Dr Thielen said: ‘I was shocked it has two hearts. But it was really cool to understand that the Siamese twin snake was really two snakes in one outer skin.’
After an x-ray revealed the possibility of the creature having two hearts, Dr Thielen used non-invasive technology called a doppler ultrasound to further examine it.
Dr Thielen explained: ‘We’re using the doppler to assess the heart rate of the snake and also to evaluate that, indeed, this snake has two hearts.’
‘It does! Did you hear that?,’ she said in amazement when she heard two heartbeats while employing the doppler ultrasound.
She joked: ‘So, they have a banging circulatory system!
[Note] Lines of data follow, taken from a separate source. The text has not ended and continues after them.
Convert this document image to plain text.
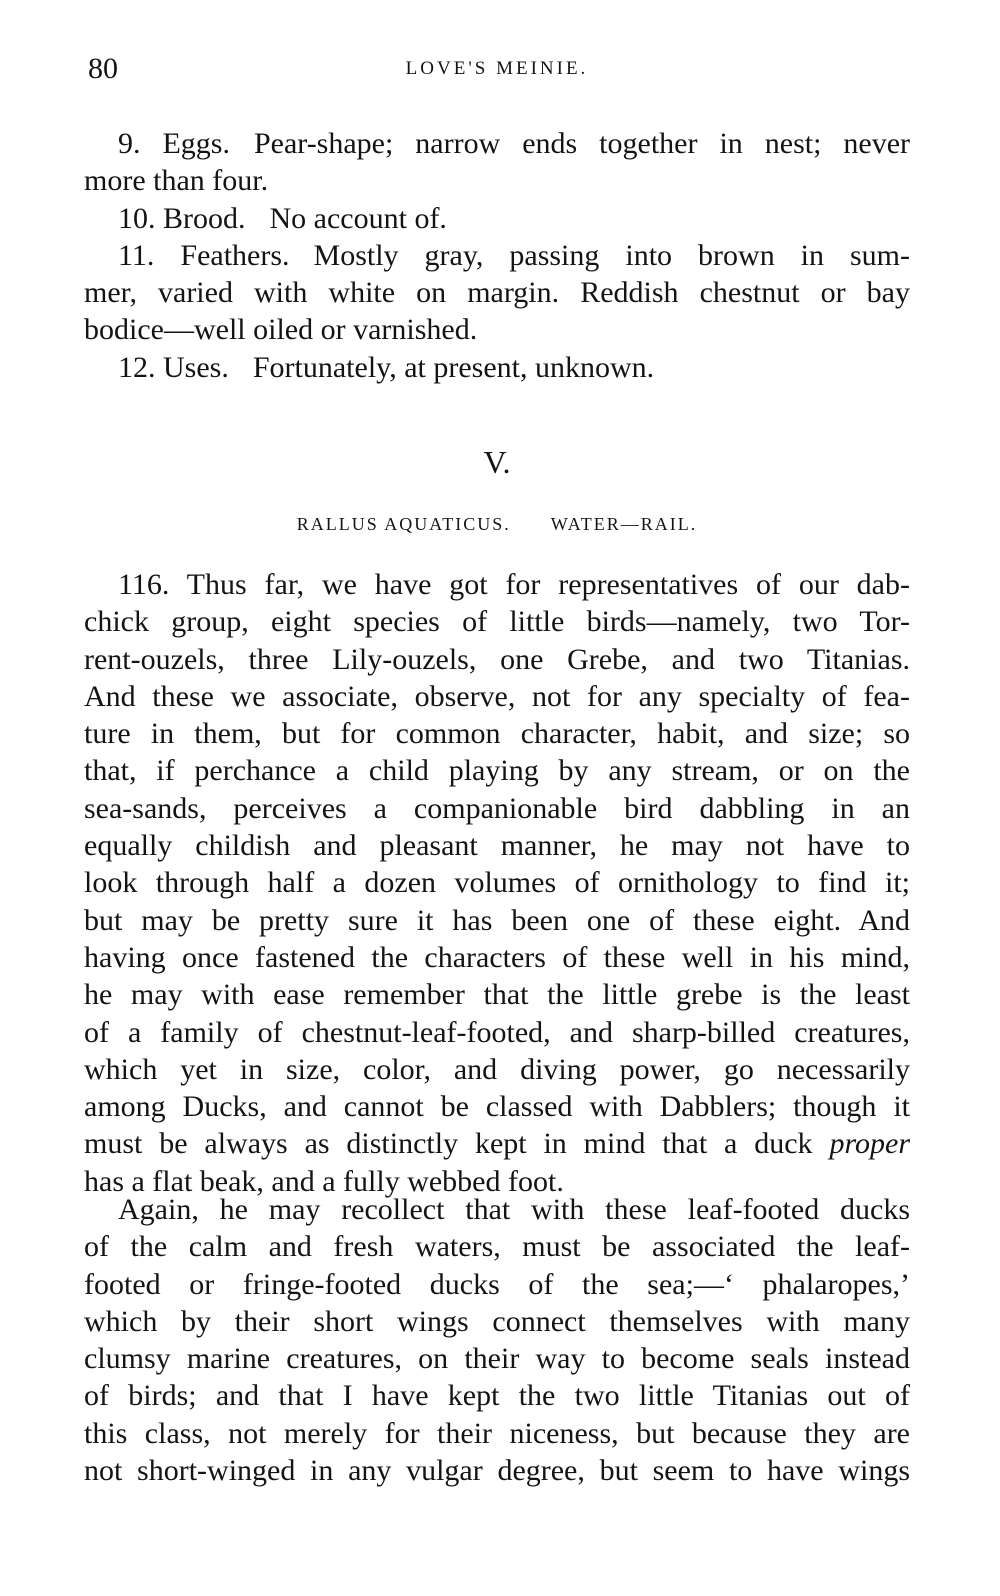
80	LOVE'S MEINIE.
9. Eggs. Pear-shape; narrow ends together in nest; never
more than four.
10. Brood. No account of.
11. Feathers. Mostly gray, passing into brown in sum-
mer, varied with white on margin. Reddish chestnut or bay
bodice—well oiled or varnished.
12. Uses. Fortunately, at present, unknown.
V.
RALLUS AQUATICUS. WATER—RAIL.
116. Thus far, we have got for representatives of our dab-
chick group, eight species of little birds—namely, two Tor-
rent-ouzels, three Lily-ouzels, one Grebe, and two Titanias.
And these we associate, observe, not for any specialty of fea-
ture in them, but for common character, habit, and size; so
that, if perchance a child playing by any stream, or on the
sea-sands, perceives a companionable bird dabbling in an
equally childish and pleasant manner, he may not have to
look through half a dozen volumes of ornithology to find it;
but may be pretty sure it has been one of these eight. And
having once fastened the characters of these well in his mind,
he may with ease remember that the little grebe is the least
of a family of chestnut-leaf-footed, and sharp-billed creatures,
which yet in size, color, and diving power, go necessarily
among Ducks, and cannot be classed with Dabblers; though it
must be always as distinctly kept in mind that a duck proper
has a flat beak, and a fully webbed foot.
Again, he may recollect that with these leaf-footed ducks
of the calm and fresh waters, must be associated the leaf-
footed or fringe-footed ducks of the sea;—‘ phalaropes,’
which by their short wings connect themselves with many
clumsy marine creatures, on their way to become seals instead
of birds; and that I have kept the two little Titanias out of
this class, not merely for their niceness, but because they are
not short-winged in any vulgar degree, but seem to have wings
It’s going to run marathons – slither marathons – this snake is.’
The machine allowed veterinarians to listen to the two individual heartbeats and confirm that the animal really does have a pair of the organs, which are both pumping blood within the body.
The doppler ultrasound also enabled the doctors track the animals’ internal blood flow.
Dr Thielen said she had never seen a two-headed boa before.
The case is rare, but other instances of two-headed snakes have been recorded.
A two-headed albino Honduran milk snake was previously featured on National Geographic.
This snake, named Medusa, was filmed the first time it ate.
The moment determined whether or not the animal would survive after its infancy stage, and it passed the test.
Some two-headed creatures end up competing for food, but while one of Medusa’s two heads started to consume a dead mouse, the other watched the spectacle calmly.
The creature seemingly swallowed the dead mouse without any issues.
Another unique trait of the two-headed boa Dr Thielen examined is the creature’s two digestive tracts.
‘If there are two digestive systems then we may need to provide nutrition to “both” snakes,’ Dr Thielen said.
She added that this does negatively impact the snake’s chances of surviving.
‘Most snakes born like this do die because they cannot get proper nutrition, they share kidneys or they cannot defecate normally,’ she said.
Dr Thielen said the fates of two-headed snakes vary, explaining: ‘Although two-headed snakes typically don’t live very long there have been reports of some making it into adulthood. So we’re going to have to take our time and see what happens to the fate of these snakes.’
Dr Kelleher expressed excitement over the animal, saying: ‘What is this, like, one in a million, one in ten million? It’s rare, but it does happen. But I’ve never known it to happen in this species before. This is really neat.’
Boa constrictors do not hatch from external eggs. Rather, they are born via live births.
National Geographic said the two-headed boa was probably caused by an embryo that ceased to split after beginning to do so to create twins.
The instance likely gave way to the conjoined pair.
Cases of this happening among other animal species have been recorded, including examples of this happening to cats, cows, turtles, porpoises and sharks.